L’oreille met un tout petit temps à s’adapter à l’acoustique légèrement moins précise pour la voix au début de la cantate « Lucrezia Romana » d’Alessandro Scarlatti. Mais on est rapidement conquis par l’engagement que met Amel Brahim-Djelloul dans cette sorte d’opéra miniature : les récitatifs sont émis avec un fort relief dramatique et les ariosos successifs présentent un large spectre des affects de l’héroïne, entre fureur (« Barbaro, hai vinto »), tristesse (« Ma che farai mio cor? ») et un désespoir qui se conclut par la mort de Lucrèce (« Io manco, io cado, io moro, io spiro ») et un dernier « Addio » susurré dans un souffle. La voix projette ici avec énergie, tout en évitant le cri, les courts passages d’agilité étant passés avec souplesse.

Après la sonate n°6 en forme de repos – mérité ! – pour la chanteuse, la cantate « La Lucrezia » de Georg Friedrich Haendel nous montre un condensé du génie du compositeur. La pièce alterne à nouveau entre récitatifs et airs, entre douleur et fureur pour ces derniers. La soprano explore toutes les facettes du chant, par exemple une note prise typiquement de manière baroque, d’abord sans vibrato, puis tenue et enflée, renforçant la souffrance de la femme violée. L’alliage des lignes mélodiques du violoncelle et de la soprano est élégant, tandis que de son clavecin, Jérôme Corréas assure la coordination et la maîtrise de l’ensemble. Amel Brahim-Djelloul amène de petites variations bienvenues dans les reprises de ses rares airs da capo. Son abattage est également sans failles dans le long air « Il suol che preme, l’aura che spira… »), rapide et particulièrement fleuri, tout comme au cours d’un petit passage qui suit où l’on croit entendre « Venti, turbini, prestate » du futur Rinaldo. Mais l’interprète montre aussi ses qualités de musicalité, longueur de souffle, maîtrise de la ligne pour les passages élégiaques. La conclusion (« E furibonda e crude nell’inferno farò la mia vendetta ») est une promesse de vengeance absolument explosive, en passant d’un aigu surpuissant au sombre grave final, après un saut d’intervalle vertigineux.

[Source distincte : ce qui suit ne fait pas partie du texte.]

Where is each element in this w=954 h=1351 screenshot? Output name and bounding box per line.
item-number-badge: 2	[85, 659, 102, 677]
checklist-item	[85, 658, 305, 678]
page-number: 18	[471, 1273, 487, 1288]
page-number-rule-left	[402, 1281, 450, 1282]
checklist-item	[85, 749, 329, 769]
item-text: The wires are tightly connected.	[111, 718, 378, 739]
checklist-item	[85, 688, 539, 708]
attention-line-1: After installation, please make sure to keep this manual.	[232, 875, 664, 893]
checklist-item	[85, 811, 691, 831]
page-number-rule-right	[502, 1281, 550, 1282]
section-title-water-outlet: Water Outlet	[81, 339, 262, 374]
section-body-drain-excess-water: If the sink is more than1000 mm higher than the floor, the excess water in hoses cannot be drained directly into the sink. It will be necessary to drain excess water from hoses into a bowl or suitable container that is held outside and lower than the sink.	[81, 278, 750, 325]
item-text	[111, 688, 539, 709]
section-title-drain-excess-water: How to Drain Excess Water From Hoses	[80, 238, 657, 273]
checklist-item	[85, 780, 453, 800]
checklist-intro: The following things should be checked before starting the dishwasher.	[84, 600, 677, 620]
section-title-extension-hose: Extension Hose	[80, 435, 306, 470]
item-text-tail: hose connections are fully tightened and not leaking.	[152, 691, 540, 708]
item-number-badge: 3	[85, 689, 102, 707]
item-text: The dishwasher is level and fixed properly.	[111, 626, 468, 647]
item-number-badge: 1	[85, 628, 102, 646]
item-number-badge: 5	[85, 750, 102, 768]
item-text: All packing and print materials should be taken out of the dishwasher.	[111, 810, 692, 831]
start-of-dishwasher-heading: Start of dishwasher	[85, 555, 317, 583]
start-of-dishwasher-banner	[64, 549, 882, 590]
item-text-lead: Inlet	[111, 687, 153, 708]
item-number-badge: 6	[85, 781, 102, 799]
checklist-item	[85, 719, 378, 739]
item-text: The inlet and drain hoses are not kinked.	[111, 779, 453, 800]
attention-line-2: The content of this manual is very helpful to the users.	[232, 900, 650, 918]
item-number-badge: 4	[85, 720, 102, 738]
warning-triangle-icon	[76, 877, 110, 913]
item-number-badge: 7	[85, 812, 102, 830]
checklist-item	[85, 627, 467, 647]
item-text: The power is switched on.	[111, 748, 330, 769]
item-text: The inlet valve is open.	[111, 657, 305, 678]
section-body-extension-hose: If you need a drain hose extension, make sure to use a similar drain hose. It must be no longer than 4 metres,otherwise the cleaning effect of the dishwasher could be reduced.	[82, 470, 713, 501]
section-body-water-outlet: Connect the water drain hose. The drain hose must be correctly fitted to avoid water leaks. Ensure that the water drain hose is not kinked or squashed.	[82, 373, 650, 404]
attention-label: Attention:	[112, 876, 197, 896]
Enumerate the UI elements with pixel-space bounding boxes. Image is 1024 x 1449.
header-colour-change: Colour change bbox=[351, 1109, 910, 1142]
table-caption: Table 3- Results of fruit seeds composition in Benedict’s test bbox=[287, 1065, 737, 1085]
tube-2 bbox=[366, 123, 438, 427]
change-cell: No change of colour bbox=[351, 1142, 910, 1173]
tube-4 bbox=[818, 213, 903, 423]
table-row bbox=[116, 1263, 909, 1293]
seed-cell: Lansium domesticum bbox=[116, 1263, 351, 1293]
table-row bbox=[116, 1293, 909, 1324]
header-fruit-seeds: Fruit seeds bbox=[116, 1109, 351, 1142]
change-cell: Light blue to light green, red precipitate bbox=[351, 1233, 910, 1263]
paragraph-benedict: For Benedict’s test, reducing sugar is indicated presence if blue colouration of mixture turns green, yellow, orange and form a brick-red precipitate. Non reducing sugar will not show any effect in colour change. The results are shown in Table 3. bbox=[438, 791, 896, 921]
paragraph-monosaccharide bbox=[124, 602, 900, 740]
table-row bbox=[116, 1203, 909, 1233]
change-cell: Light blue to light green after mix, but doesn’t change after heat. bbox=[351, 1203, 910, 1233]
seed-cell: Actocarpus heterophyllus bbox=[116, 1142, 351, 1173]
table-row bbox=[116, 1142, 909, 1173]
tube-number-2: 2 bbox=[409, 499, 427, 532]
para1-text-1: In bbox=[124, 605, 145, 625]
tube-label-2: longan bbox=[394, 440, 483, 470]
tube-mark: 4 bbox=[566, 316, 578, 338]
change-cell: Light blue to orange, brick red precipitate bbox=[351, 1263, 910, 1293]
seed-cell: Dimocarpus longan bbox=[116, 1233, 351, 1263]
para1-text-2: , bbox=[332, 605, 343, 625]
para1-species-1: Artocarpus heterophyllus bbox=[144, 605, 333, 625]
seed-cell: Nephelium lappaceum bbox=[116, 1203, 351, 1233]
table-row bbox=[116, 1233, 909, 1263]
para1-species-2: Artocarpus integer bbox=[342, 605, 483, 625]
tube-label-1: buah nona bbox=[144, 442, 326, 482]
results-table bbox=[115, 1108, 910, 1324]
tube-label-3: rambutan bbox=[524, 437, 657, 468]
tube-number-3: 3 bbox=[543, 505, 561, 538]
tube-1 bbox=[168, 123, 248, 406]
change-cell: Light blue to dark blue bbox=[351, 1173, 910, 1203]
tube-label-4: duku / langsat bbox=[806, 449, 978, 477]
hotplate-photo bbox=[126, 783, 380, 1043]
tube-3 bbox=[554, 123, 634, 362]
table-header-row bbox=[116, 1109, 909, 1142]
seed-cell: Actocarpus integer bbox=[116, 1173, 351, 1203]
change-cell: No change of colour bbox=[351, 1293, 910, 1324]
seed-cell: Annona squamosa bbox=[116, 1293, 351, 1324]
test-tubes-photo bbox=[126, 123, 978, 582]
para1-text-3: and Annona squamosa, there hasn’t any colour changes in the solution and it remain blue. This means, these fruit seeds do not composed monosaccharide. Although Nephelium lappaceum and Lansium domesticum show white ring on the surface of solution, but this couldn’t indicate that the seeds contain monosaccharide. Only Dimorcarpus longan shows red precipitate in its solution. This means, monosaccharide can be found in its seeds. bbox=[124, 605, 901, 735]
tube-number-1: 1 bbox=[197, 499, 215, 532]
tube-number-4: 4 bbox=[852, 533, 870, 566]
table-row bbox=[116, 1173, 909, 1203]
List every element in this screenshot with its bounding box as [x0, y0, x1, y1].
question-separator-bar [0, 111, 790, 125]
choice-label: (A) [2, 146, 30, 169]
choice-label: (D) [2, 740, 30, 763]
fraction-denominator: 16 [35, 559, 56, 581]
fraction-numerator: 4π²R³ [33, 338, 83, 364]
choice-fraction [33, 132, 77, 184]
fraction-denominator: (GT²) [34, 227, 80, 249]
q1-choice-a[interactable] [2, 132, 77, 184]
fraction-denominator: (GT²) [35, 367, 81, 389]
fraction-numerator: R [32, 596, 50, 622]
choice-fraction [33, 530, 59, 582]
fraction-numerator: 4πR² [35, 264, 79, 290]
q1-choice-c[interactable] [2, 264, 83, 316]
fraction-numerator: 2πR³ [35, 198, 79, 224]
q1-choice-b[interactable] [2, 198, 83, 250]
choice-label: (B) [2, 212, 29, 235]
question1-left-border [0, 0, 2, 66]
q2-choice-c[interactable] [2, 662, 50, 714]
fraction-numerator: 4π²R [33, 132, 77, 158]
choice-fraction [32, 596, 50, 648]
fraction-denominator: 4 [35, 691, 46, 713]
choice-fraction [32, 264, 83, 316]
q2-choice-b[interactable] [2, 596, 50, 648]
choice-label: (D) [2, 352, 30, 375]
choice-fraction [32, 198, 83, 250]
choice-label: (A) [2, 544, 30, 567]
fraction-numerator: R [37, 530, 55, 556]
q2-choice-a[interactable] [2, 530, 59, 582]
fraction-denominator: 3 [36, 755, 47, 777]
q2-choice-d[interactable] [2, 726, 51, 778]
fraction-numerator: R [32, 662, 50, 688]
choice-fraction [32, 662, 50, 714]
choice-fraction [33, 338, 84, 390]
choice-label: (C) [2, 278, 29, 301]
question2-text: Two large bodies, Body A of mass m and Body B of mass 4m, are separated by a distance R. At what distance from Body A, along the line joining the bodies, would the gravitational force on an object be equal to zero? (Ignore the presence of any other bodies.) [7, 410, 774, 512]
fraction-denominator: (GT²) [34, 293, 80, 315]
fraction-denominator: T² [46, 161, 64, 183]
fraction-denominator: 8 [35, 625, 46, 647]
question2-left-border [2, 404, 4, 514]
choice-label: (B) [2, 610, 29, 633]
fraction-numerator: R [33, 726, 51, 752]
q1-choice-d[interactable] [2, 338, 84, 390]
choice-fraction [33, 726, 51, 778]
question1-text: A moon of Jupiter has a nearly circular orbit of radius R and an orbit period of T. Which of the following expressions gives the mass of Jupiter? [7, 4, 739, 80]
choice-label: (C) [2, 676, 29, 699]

Les artistes accordent un bis, l’air extrait d’Alcina « Credete al mio dolore » chanté par Morgana au troisième acte. La mélodie principale au violoncelle est d’une suprême inspiration et les aigus de la soprano sont attaqués et tenus avec splendeur, dans une douce ligne au legato soigné.

Les artistes

Amel Brahim-Djelloul, soprano

Nicolas Crnjanski, violoncelle 
Jérôme Correas, clavecin

Le programme

Scarlatti, Lucrezia romana
Händel, Lucrezia
Vivaldi, sonates n° 3 et 6

Concert du dimanche 5 février 2023, Conservatoire du Grand Avignon – Amphithéâtre Mozart.